After a long long time fussing, fiddling, tweaking, more than a few total rewrites, and lots of learning (in a big part here), I've finally released my Data::Dumper replacement Data::Dump::Streamer v1.0 hit CPAN last night, and v1.01 with a bunch of doc fixes and enhancements was just uploaded a few minutes ago. (Please refrain from installing v1.0 as the documentation in it is incorrect in a few ways that will probably just annoy you :-)
There always been a lot of talk in the monastery about reinventing wheels. When and when not to, why not to etc. Since Data::Dumper is a pretty serious wheel, I feel I should offer the following justification for reinventing it.
- Streamer dumps structures out in a breadth first fashion. This means that nested data is as shallow as possible, and usually makes self referential data structures much easier to understand. Dumper dumps out in depth first fashion, which produces as deep a structure as possible. While this is fine for computers, for a human reader its very difficult to follow.

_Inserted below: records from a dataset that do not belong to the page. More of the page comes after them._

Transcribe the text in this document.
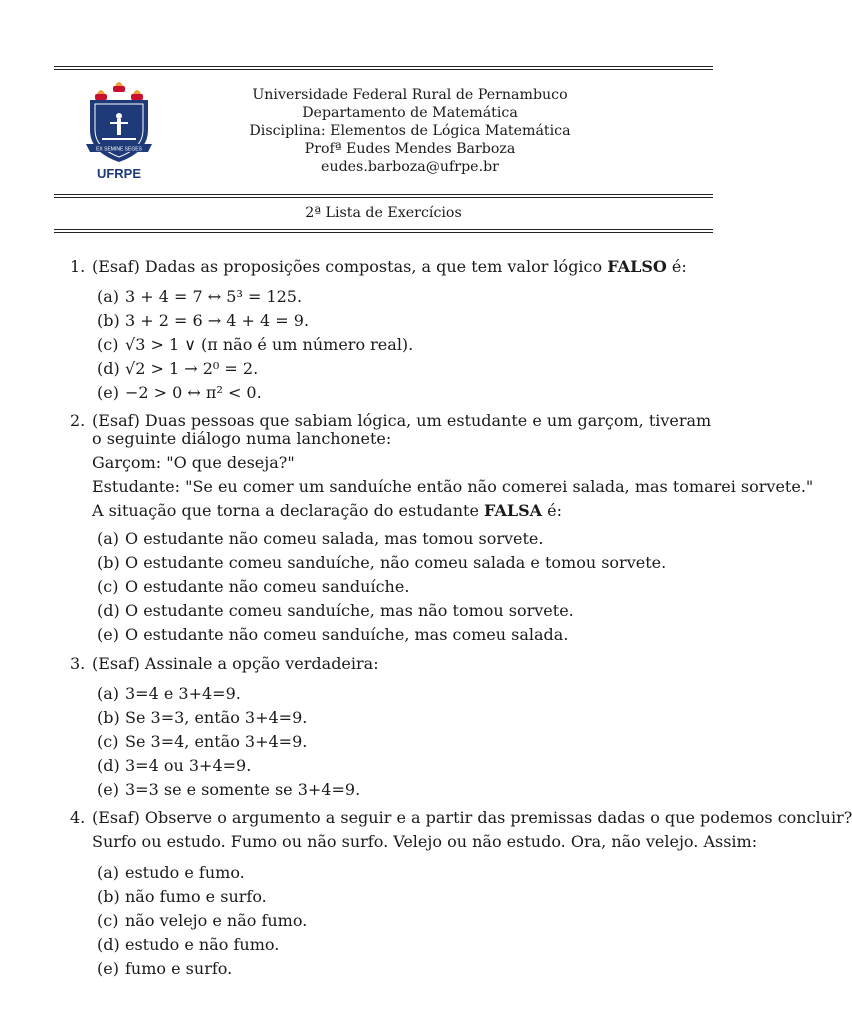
EX SEMINE SEGES
UFRPE
Universidade Federal Rural de Pernambuco
Departamento de Matemática
Disciplina: Elementos de Lógica Matemática
Profª Eudes Mendes Barboza
eudes.barboza@ufrpe.br
2ª Lista de Exercícios
1. (Esaf) Dadas as proposições compostas, a que tem valor lógico FALSO é:
(a) 3 + 4 = 7 ↔ 5³ = 125.
(b) 3 + 2 = 6 → 4 + 4 = 9.
(c) √3 > 1 ∨ (π não é um número real).
(d) √2 > 1 → 2⁰ = 2.
(e) −2 > 0 ↔ π² < 0.
2. (Esaf) Duas pessoas que sabiam lógica, um estudante e um garçom, tiveram o seguinte diálogo numa lanchonete:
Garçom: "O que deseja?"
Estudante: "Se eu comer um sanduíche então não comerei salada, mas tomarei sorvete."
A situação que torna a declaração do estudante FALSA é:
(a) O estudante não comeu salada, mas tomou sorvete.
(b) O estudante comeu sanduíche, não comeu salada e tomou sorvete.
(c) O estudante não comeu sanduíche.
(d) O estudante comeu sanduíche, mas não tomou sorvete.
(e) O estudante não comeu sanduíche, mas comeu salada.
3. (Esaf) Assinale a opção verdadeira:
(a) 3=4 e 3+4=9.
(b) Se 3=3, então 3+4=9.
(c) Se 3=4, então 3+4=9.
(d) 3=4 ou 3+4=9.
(e) 3=3 se e somente se 3+4=9.
4. (Esaf) Observe o argumento a seguir e a partir das premissas dadas o que podemos concluir?
Surfo ou estudo. Fumo ou não surfo. Velejo ou não estudo. Ora, não velejo. Assim:
(a) estudo e fumo.
(b) não fumo e surfo.
(c) não velejo e não fumo.
(d) estudo e não fumo.
(e) fumo e surfo.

- Streamer is designed to emit the structure in pieces to a stream such as a filehandle or any other object that accepts the print() method. Capturing to lists or scalars with this design simply requires a special printing object which preprovided anyway. This means that for large dumps to a file there is no internal memory overhead associated with storing the strigified form. Dumper produces the entire dump in memory, and as such has inherent limitations in how large an object it can dump. On my Win32 box a binary tree of 4096 nodes will overflow all ram with Dumper() maxing out virtual ram at 2gb. Even further, the nature of the Dumper code means that far more memory is required overall when dumping. Streamer actually needs to keep track of less of the data structure, although what it does keep track of is in more detail, so this doesn't become noticable until dealing with very large structures.
-
Streamer handles pathologicial and insane data structures correctly (some details). Its that simple. There are a handful of unusal edge cases that virtually no Dumper or reversable serializer beside Storable, and now Data::Dump::Streamer will handle correctly. This includes bizarre self referential structures, aliasing, readonly-ness, blessed regexes and the like.
-
Streamer allows far control of the serialization of objects and classes, and more ways to control the keys and ordering of hashes than Dumper.

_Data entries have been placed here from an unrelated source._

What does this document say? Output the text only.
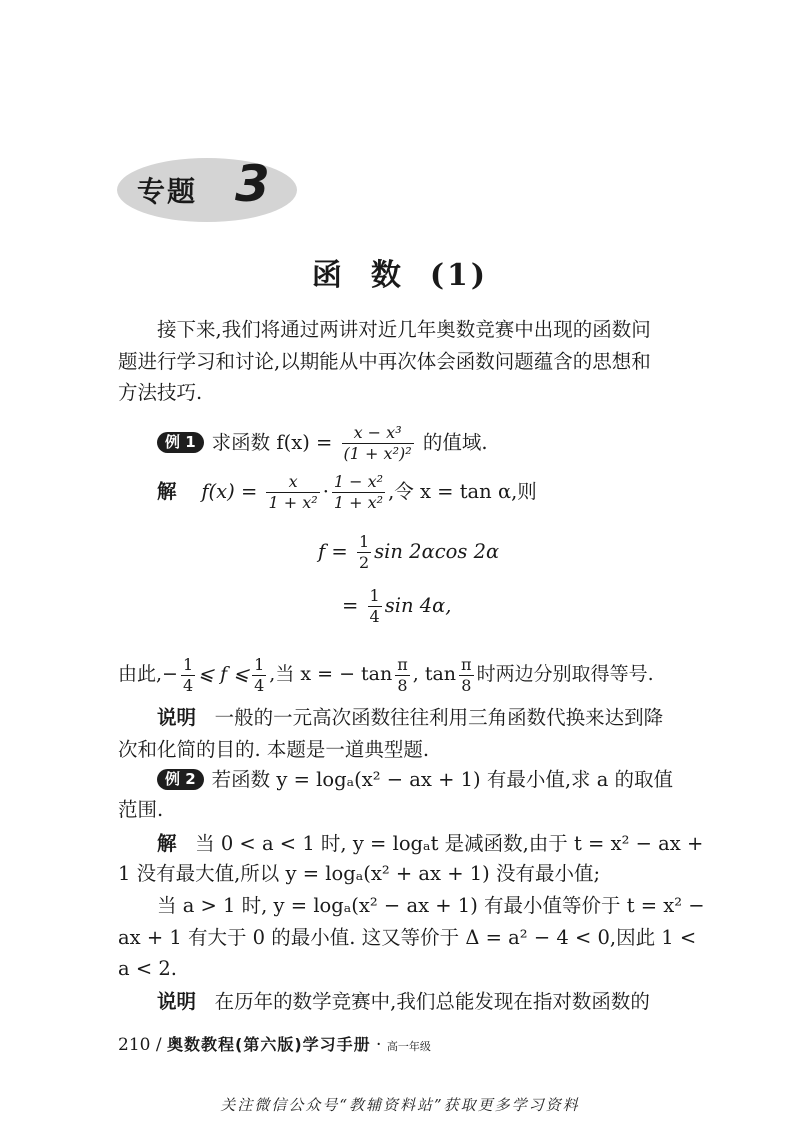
专题 3
函 数 (1)
接下来,我们将通过两讲对近几年奥数竞赛中出现的函数问
题进行学习和讨论,以期能从中再次体会函数问题蕴含的思想和
方法技巧.
例 1 求函数 $f(x) = \frac{\text{x − x³}}{\text{(1 + x²)²}}$ 的值域.
解 $f(x) = \frac{x}{\text{1 + x²}} \cdot \frac{\text{1 − x²}}{\text{1 + x²}}$ ,令 x = tan α,则
$f = \frac{1}{2}$ sin 2αcos 2α
= $\frac{1}{4}$ sin 4α,
由此,− $\frac{1}{4}$ ⩽ f ⩽ $\frac{1}{4}$ ,当 x = − $\tan \frac{\pi}{8}$ , $\tan \frac{\pi}{8}$ 时两边分别取得等号.
说明 一般的一元高次函数往往利用三角函数代换来达到降
次和化简的目的. 本题是一道典型题.
例 2 若函数 y = logₐ(x² − ax + 1) 有最小值,求 a 的取值
范围.
解 当 0 < a < 1 时, y = logₐt 是减函数,由于 t = x² − ax +
1 没有最大值,所以 y = logₐ(x² + ax + 1) 没有最小值;
当 a > 1 时, y = logₐ(x² − ax + 1) 有最小值等价于 t = x² −
ax + 1 有大于 0 的最小值. 这又等价于 Δ = a² − 4 < 0,因此 1 <
a < 2.
说明 在历年的数学竞赛中,我们总能发现在指对数函数的
210 / 奥数教程(第六版)学习手册 · 高一年级
关注微信公众号“教辅资料站”获取更多学习资料
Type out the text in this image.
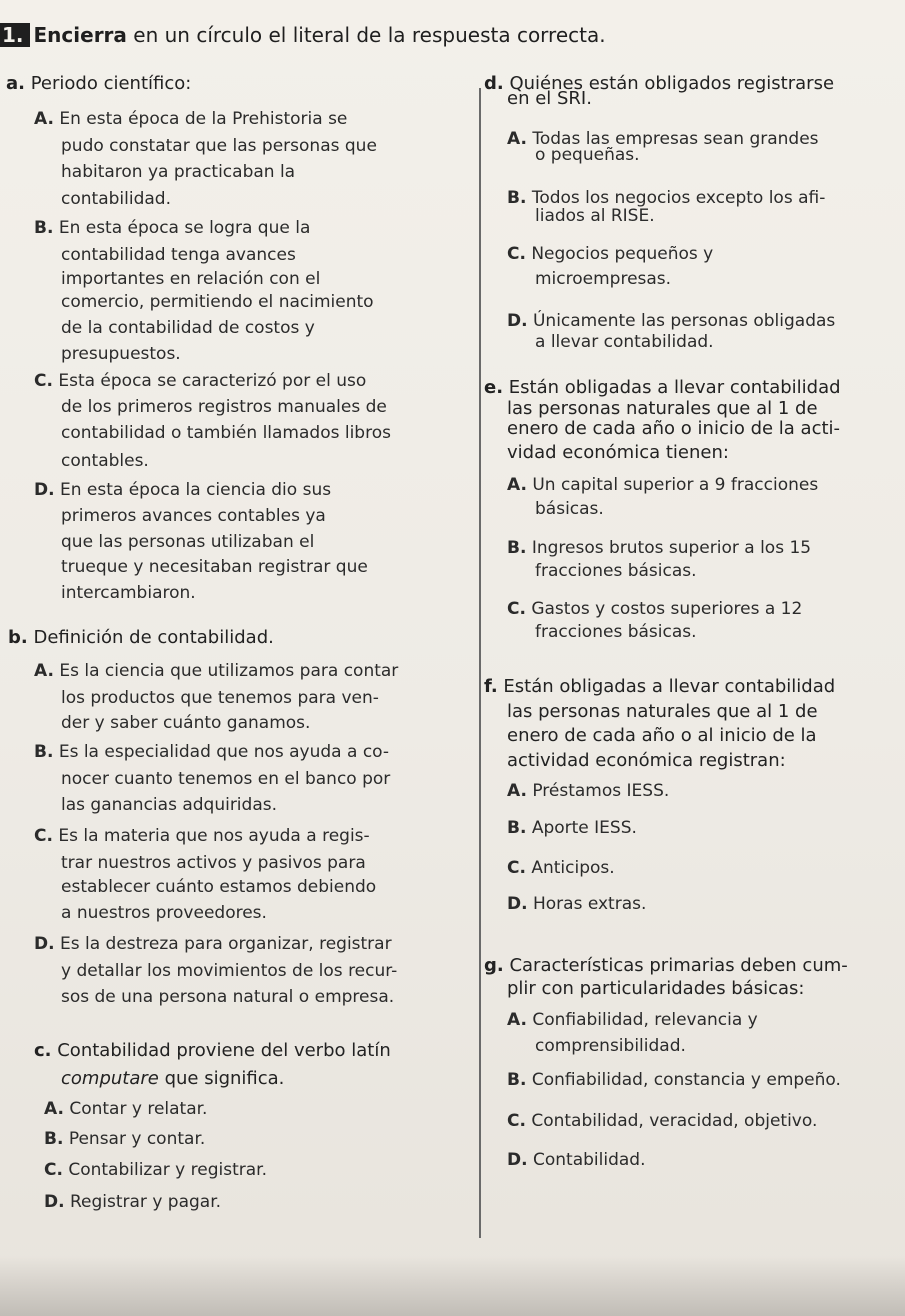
1. Encierra en un círculo el literal de la respuesta correcta.
a. Periodo científico:
A. En esta época de la Prehistoria se
pudo constatar que las personas que
habitaron ya practicaban la
contabilidad.
B. En esta época se logra que la
contabilidad tenga avances
importantes en relación con el
comercio, permitiendo el nacimiento
de la contabilidad de costos y
presupuestos.
C. Esta época se caracterizó por el uso
de los primeros registros manuales de
contabilidad o también llamados libros
contables.
D. En esta época la ciencia dio sus
primeros avances contables ya
que las personas utilizaban el
trueque y necesitaban registrar que
intercambiaron.
b. Definición de contabilidad.
A. Es la ciencia que utilizamos para contar
los productos que tenemos para ven-
der y saber cuánto ganamos.
B. Es la especialidad que nos ayuda a co-
nocer cuanto tenemos en el banco por
las ganancias adquiridas.
C. Es la materia que nos ayuda a regis-
trar nuestros activos y pasivos para
establecer cuánto estamos debiendo
a nuestros proveedores.
D. Es la destreza para organizar, registrar
y detallar los movimientos de los recur-
sos de una persona natural o empresa.
c. Contabilidad proviene del verbo latín
computare que significa.
A. Contar y relatar.
B. Pensar y contar.
C. Contabilizar y registrar.
D. Registrar y pagar.
d. Quiénes están obligados registrarse
en el SRI.
A. Todas las empresas sean grandes
o pequeñas.
B. Todos los negocios excepto los afi-
liados al RISE.
C. Negocios pequeños y
microempresas.
D. Únicamente las personas obligadas
a llevar contabilidad.
e. Están obligadas a llevar contabilidad
las personas naturales que al 1 de
enero de cada año o inicio de la acti-
vidad económica tienen:
A. Un capital superior a 9 fracciones
básicas.
B. Ingresos brutos superior a los 15
fracciones básicas.
C. Gastos y costos superiores a 12
fracciones básicas.
f. Están obligadas a llevar contabilidad
las personas naturales que al 1 de
enero de cada año o al inicio de la
actividad económica registran:
A. Préstamos IESS.
B. Aporte IESS.
C. Anticipos.
D. Horas extras.
g. Características primarias deben cum-
plir con particularidades básicas:
A. Confiabilidad, relevancia y
comprensibilidad.
B. Confiabilidad, constancia y empeño.
C. Contabilidad, veracidad, objetivo.
D. Contabilidad.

Some people might ask why I didn't focus on making Data::Dumper better and resolving these problem with it. My answer is a mixture of issues with the API of Dumper, the basic mechanism of how it dumps, and the fact that any changes need to be made in both C and Perl. Also, I don't consider Data::Dumper in any way obsoleted by my module. For small to medium size simple structures its hundreds of times faster and perfectly accurate. But if you are dealing with hairy structures, or if you need to read the results of a complex structure, then I think you should try Data::Dump::Streamer out.
Now I have to take the earlier not-so-great version off CPAN. :-)
Much thanks to broquaint for the help on the module over its lifetime, and all of the others who helped test or suggested stuff. Cheers to the Monastery for the being a great place to learn. :-)
---
demerphq
First they ignore you, then they laugh at you, then they fight you, then you win.